Cet article décris rapidement une des méthodes pédagogiques archétypales, qui s’appuie sur la transmission entre un sachant et un non sachant : le modèle transmissif. Cette méthode trouve son origine dans la théorie de l’information[1] (1949). Le texte de Claude Shannon[2] définit une science de l’information, et une théorie mathématique, qui permet aujourd’hui de lire un texte sur sa tablette, d’écouter un podcast sur son smartphone, de regarder une vidéo sur YouTube ou à la télévision, de suivre une application sur son tablette tactile. Shannon a dématérialisé tout contenu de communication en suite logique de « bits », quel que soit son contenu (image statique ou dynamique, écrit, son). Avant, on postulait qu’un message, par exemple télégraphique, pouvait être codé, véhiculé, et enfin décodé pour le rendre compréhensible à son destinataire. Les laboratoires Bell travaillaient déjà sur le sujet ; les logiciels de compression, aujourd’hui, en sont une bonne illustration. Shannon, par ses réflexions sur la probabilité des états de transmission d’un signal, a influencé cette théorie.
Figure 1 – modèle de communication selon la théorie de l’information (Shannon, 1949)

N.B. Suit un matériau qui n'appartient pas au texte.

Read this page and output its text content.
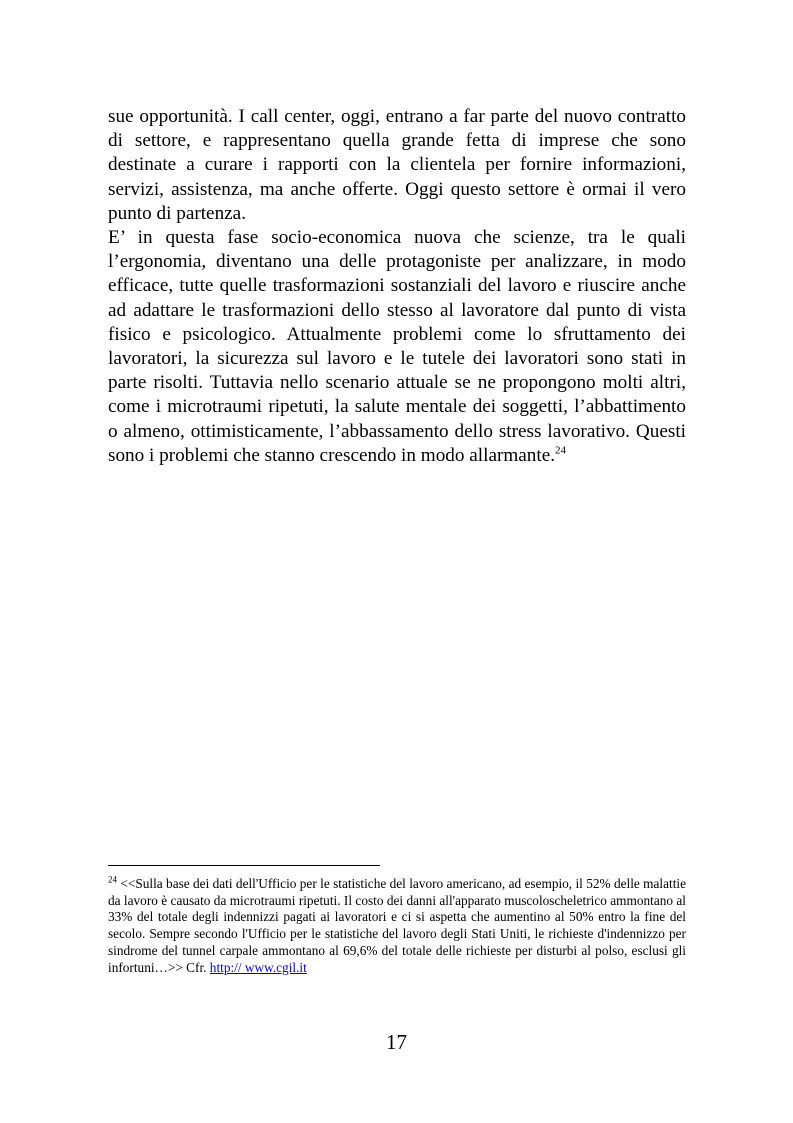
sue opportunità. I call center, oggi, entrano a far parte del nuovo contratto di settore, e rappresentano quella grande fetta di imprese che sono destinate a curare i rapporti con la clientela per fornire informazioni, servizi, assistenza, ma anche offerte. Oggi questo settore è ormai il vero punto di partenza.

E’ in questa fase socio-economica nuova che scienze, tra le quali l’ergonomia, diventano una delle protagoniste per analizzare, in modo efficace, tutte quelle trasformazioni sostanziali del lavoro e riuscire anche ad adattare le trasformazioni dello stesso al lavoratore dal punto di vista fisico e psicologico. Attualmente problemi come lo sfruttamento dei lavoratori, la sicurezza sul lavoro e le tutele dei lavoratori sono stati in parte risolti. Tuttavia nello scenario attuale se ne propongono molti altri, come i microtraumi ripetuti, la salute mentale dei soggetti, l’abbattimento o almeno, ottimisticamente, l’abbassamento dello stress lavorativo. Questi sono i problemi che stanno crescendo in modo allarmante.$^{24}$

$^{24}$ <<Sulla base dei dati dell'Ufficio per le statistiche del lavoro americano, ad esempio, il 52% delle malattie da lavoro è causato da microtraumi ripetuti. Il costo dei danni all'apparato muscoloscheletrico ammontano al 33% del totale degli indennizzi pagati ai lavoratori e ci si aspetta che aumentino al 50% entro la fine del secolo. Sempre secondo l'Ufficio per le statistiche del lavoro degli Stati Uniti, le richieste d'indennizzo per sindrome del tunnel carpale ammontano al 69,6% del totale delle richieste per disturbi al polso, esclusi gli infortuni…>> Cfr. http:// www.cgil.it

17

Shannon définit la notion d’information d’un point de vue scientifique : il néglige le contenu du message, par exemple son sens, et se concentre sur les caractéristiques physiquement observables. On ne s’intéresse pas au sens des messages. Le canal est la partie du système où circule le signal porteur d’information. Son « diamètre » (représentation imagée), exprime la bande passante, c’est-à-dire le champ défini par les limites inférieure et supérieure de la gamme des informations que peut transmettre le canal. Enfin, le bruit de transmission ou bruit technique correspond à la perturbation de la transmission de l’information : parasitage, brouillage, information non pertinente…. On parle aussi de bruit sémantique, à l’émission et la réception du signal, pour exprimer le fait que deux personnes ne partagent presque jamais exactement le même code. Le bruit sémantique correspond donc à tout élément susceptible de perturber le codage, le décodage et le décodage sémantique. Weaver introduit trois niveaux des problèmes de communication[3] :
- Technique : précision de transmission des symboles de la communication ;
- Sémantique : les symboles véhiculent-ils la signification désirée ;
- Efficacité : influence sur les comportement et attitudes (propagande, contre-propagande).
En formation, la communication d’informations du sachant vers le non sachant (ou moins sachant), selon le paradigme du modèle transmissif, vise la construction de connaissances puis de compétences. Cette quête peut donc se heurter à de nombreux obstacles :
- Qualité de l’émission
- En face à face : voix audible, choix du langage, souci du « référentiel » commun, partagé
- À distance : idem, plus performance du matériel de capture, fidélité (par exemple une capture vidéo en basse résolution ne permettant pas d’apprécier des détails, un micro de piètre qualité…).
- Maîtrise des bruits techniques
- En face à face : le bruit ambiant, les pollutions sonores…
- À distance : idem, plus qualité du canal, protection contre les parasites, les coupures, la détérioration du signal véhiculé (par exemple écouter un podcast dont le débit serait haché, une vidéo ralentie ou coupée, handicapée par une bande passante trop faible, un texte tronqué ou une illustration trop pixélisée…).
- Maîtrise des bruits sémantiques
- En face à face : utiliser un langage compréhensible et partagé, user d’exemples et de métaphores faisant sens pour chacun.
- À distance : idem. L’interface, si elle est complexe ou jugée comme telle par les récepteurs, peut constituer une source de bruit sémantique. En effet, si l’effort de manipulations pour accéder à l’information est abscons, il constitue un obstacle à son accès. On peut être prêt à entendre un message, mais avoir des difficultés à parvenir à l’écouter, par exemple parce que pour entendre un témoignage précieux pour la compréhension, il fallait cliquer sur un lien trop discret, ou trop difficile d’accès.
Nous pourrions ajouter des « bruits d’attention », traduits par la diminution ou le désintérêt manifesté par le bénéficiaire du message. Ces baisses d’intérêt peuvent trouver leurs sources dans la fatigue, la distraction, l’état psychique et psychologique, la maladie, les préjugés, la méforme, la distorsion du sens donné à la communication, etc. Les bruits techniques et sémantiques entraînent souvent des bruits d’attention, pour les moins convaincus de l’intérêt de la communication.
[1] Shannon Claude et Weather Warren, The Mathematical Theory of Communication – University of Illinois Press.
[2] Claude Elwood Shannon (1916-2001) est un ingénieur en génie électrique et mathématicien américain. Il est l’un des pères, si ce n’est le père fondateur, de la théorie de l’information.
[3] Source : HEINDERYCKX, François. Une introduction aux fondements théoriques de l’étude des médias, Liège, Cefal-Sup, 2002 ; cybernétique, la science des systèmes.